You have to sell to more people than the property manager in front of you. You have to sell to everybody who might grant this property manager permission or consent.
Let's talk about the ecosystem of a property manager. For example, in a typical US commercial office building investment setting, you'll have a portfolio manager who allocates capital for an investment and an asset manager who is given that capital to purchase the actual buildings.
A property manager is either in-house or hired as an intelligent third party, presumably through a bidding situation. In many cases, they run the building’s day-to-day operations from a management standpoint. They oversee move-ins and move-outs. Sometimes they handle leasing.
Then you have another third party who's hired to handle building engineering. It’s not unusual to have 4 or 5 different players working in concert to make sure that building is a safe and profitable asset.
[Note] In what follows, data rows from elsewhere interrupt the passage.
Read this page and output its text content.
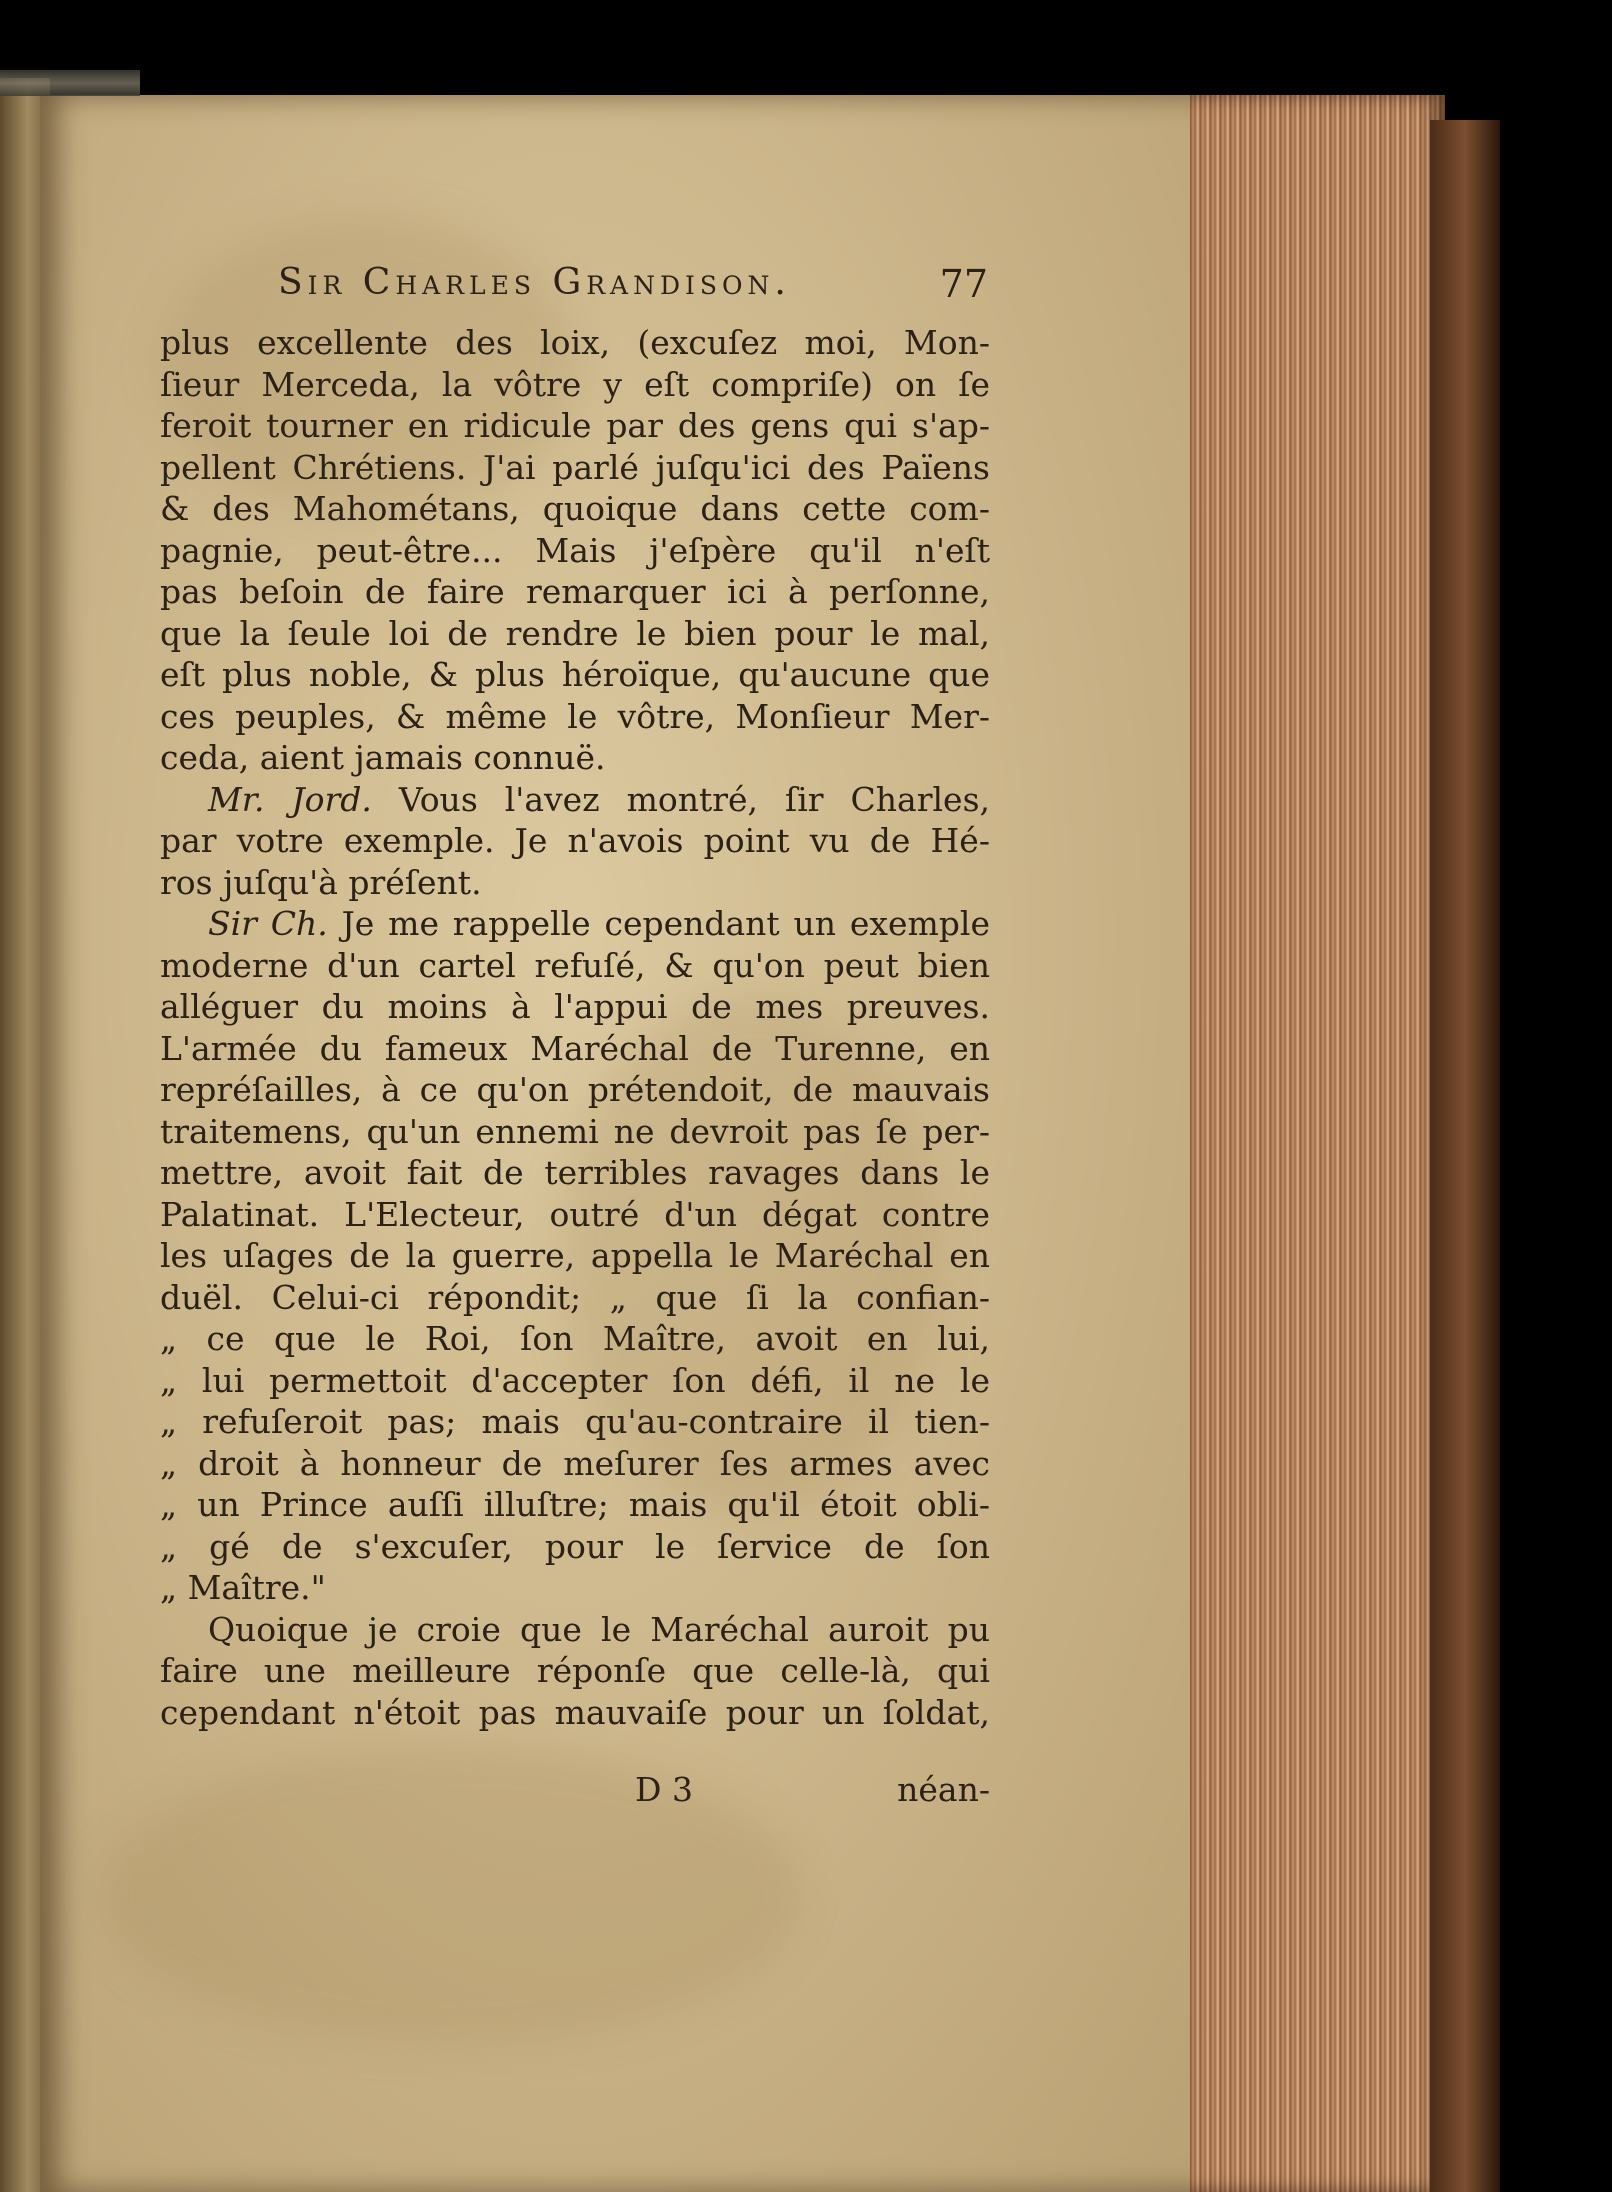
Sir Charles Grandison.	77
plus excellente des loix, (excuſez moi, Mon-
ſieur Merceda, la vôtre y eſt compriſe) on ſe
feroit tourner en ridicule par des gens qui s'ap-
pellent Chrétiens. J'ai parlé juſqu'ici des Païens
& des Mahométans, quoique dans cette com-
pagnie, peut-être... Mais j'eſpère qu'il n'eſt
pas beſoin de faire remarquer ici à perſonne,
que la ſeule loi de rendre le bien pour le mal,
eſt plus noble, & plus héroïque, qu'aucune que
ces peuples, & même le vôtre, Monſieur Mer-
ceda, aient jamais connuë.
Mr. Jord. Vous l'avez montré, ſir Charles,
par votre exemple. Je n'avois point vu de Hé-
ros juſqu'à préſent.
Sir Ch. Je me rappelle cependant un exemple
moderne d'un cartel refuſé, & qu'on peut bien
alléguer du moins à l'appui de mes preuves.
L'armée du fameux Maréchal de Turenne, en
repréſailles, à ce qu'on prétendoit, de mauvais
traitemens, qu'un ennemi ne devroit pas ſe per-
mettre, avoit fait de terribles ravages dans le
Palatinat. L'Electeur, outré d'un dégat contre
les uſages de la guerre, appella le Maréchal en
duël. Celui-ci répondit; „ que ſi la confian-
„ ce que le Roi, ſon Maître, avoit en lui,
„ lui permettoit d'accepter ſon défi, il ne le
„ refuſeroit pas; mais qu'au-contraire il tien-
„ droit à honneur de meſurer ſes armes avec
„ un Prince auſſi illuſtre; mais qu'il étoit obli-
„ gé de s'excuſer, pour le ſervice de ſon
„ Maître."
Quoique je croie que le Maréchal auroit pu
faire une meilleure réponſe que celle-là, qui
cependant n'étoit pas mauvaiſe pour un ſoldat,
D 3	néan-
You may enter the situation at the bottom of the food chain. You could be talking to the chief engineer or an assistant chief. Maybe your son-in-law is a porter in the building. Whatever it takes, get in, even if it’s through the boiler room. That's obviously not the best place to start; however, that’s where a lot of people find themselves.
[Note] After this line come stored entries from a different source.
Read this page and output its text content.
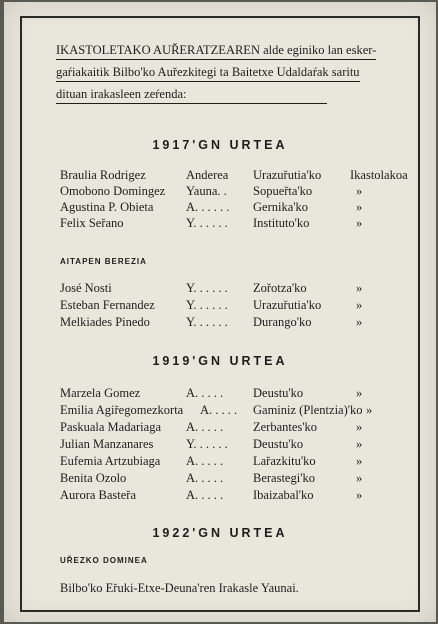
IKASTOLETAKO AUŘERATZEAREN alde eginiko lan esker-
gaŕiakaitik Bilbo'ko Auřezkitegi ta Baitetxe Udaldaŕak saritu
dituan irakasleen zeŕenda:
1917'GN URTEA
Braulia Rodrigez	Anderea Urazuřutia'ko Ikastolakoa
Omobono Domingez Yauna. . Sopueřta'ko	»
Agustina P. Obieta	A. . . . . . Gernika'ko	»
Felix Seřano	Y. . . . . . Instituto'ko	»
AITAPEN BEREZIA
José Nosti	Y. . . . . . Zořotza'ko	»
Esteban Fernandez Y. . . . . . Urazuřutia'ko	»
Melkiades Pinedo	Y. . . . . . Durango'ko	»
1919'GN URTEA
Marzela Gomez	A. . . . . Deustu'ko	»
Emilia Agiřegomezkorta A. . . . . Gaminiz (Plentzia)'ko »
Paskuala Madariaga A. . . . . Zerbantes'ko	»
Julian Manzanares	Y. . . . . . Deustu'ko	»
Eufemia Artzubiaga A. . . . . Lařazkitu'ko	»
Benita Ozolo	A. . . . . Berastegi'ko	»
Aurora Basteřa	A. . . . . Ibaizabal'ko	»
1922'GN URTEA
UŘEZKO DOMINEA
Bilbo'ko Eřuki-Etxe-Deuna'ren Irakasle Yaunai.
In other situations, you'll enter at the property manager level. In that case you say, "Okay, well what do I talk about with that property manager?" When you're talking to a property manager, it pays to understand what the property manager is up against.
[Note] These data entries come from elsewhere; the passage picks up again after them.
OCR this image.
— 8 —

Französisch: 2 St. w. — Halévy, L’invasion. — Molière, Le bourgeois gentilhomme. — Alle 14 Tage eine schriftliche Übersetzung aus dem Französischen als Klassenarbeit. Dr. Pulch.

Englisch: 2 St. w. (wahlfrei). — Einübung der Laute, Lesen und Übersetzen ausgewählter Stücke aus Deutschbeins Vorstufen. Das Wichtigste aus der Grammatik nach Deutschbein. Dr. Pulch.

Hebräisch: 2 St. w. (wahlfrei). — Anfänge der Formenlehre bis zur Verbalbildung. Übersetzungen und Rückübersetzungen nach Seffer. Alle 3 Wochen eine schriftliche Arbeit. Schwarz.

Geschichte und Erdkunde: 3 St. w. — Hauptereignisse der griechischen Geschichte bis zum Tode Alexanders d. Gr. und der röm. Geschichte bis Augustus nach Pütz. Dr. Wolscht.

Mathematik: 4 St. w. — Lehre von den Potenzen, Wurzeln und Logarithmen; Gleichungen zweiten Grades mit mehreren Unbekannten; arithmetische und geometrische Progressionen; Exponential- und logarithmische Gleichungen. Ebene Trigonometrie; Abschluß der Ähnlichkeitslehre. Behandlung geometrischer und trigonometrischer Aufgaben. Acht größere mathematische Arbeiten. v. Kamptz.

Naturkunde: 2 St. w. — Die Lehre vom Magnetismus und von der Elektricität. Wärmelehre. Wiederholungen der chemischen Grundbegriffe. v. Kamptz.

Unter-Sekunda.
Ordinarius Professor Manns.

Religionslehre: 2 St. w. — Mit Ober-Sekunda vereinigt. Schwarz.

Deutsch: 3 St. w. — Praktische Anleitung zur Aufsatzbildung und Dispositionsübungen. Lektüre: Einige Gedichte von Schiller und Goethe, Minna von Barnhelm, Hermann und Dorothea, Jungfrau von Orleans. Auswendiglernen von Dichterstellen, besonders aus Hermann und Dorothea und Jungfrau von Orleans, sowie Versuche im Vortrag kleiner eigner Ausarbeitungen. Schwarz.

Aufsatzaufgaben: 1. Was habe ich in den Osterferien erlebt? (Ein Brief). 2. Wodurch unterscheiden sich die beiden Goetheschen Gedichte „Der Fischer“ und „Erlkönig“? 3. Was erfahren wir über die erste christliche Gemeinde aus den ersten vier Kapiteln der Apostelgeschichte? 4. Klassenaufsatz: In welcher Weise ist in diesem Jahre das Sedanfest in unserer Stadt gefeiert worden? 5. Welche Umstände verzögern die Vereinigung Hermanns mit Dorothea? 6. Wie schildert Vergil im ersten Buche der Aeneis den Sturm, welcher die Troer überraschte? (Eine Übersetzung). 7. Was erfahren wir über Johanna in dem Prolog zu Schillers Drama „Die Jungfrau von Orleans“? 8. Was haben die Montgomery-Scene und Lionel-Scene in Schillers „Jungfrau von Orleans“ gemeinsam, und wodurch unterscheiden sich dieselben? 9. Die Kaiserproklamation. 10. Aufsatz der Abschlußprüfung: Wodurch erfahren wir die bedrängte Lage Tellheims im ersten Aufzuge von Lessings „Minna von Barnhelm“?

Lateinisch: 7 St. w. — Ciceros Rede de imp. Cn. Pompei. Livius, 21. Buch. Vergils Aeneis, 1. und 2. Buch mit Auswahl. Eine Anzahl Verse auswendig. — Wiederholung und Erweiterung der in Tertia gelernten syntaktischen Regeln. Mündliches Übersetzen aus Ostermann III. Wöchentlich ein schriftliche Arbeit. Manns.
What is a day in the life of a property manager? What is on their mind on the way to work? Is it how they are going to fill that last vacancy? Is it how they are going to deal with the complaints from a tenant with thermal discomfort on the 14th floor? Is it whether or not there are any new code compliance issues that they need to be aware of? Is it how they're going to make the tenants feel safer after someone got their purse snatched in the parking lot? All of these things are going through a property manager's head as he or she heads into the office.
Once they get there the last thing they want is a vendor throwing what I like to call “bits, bytes and blinking lights” at them: "I've got the sexier product, it has all these features and all these benefits and blah blah blah.” It misses the point. Shouldn’t that vendor be talking about how a proposed energy project would reduce operating expenses and increase net operating income and asset value, or perhaps foster better thermal comfort or indoor air quality, which would reduce (or ideally eliminate) tenant complaints?
It’s all a matter of what you’re selling and how your offering’s segment-specific value resonates with a property manager. These are the things that get the job done.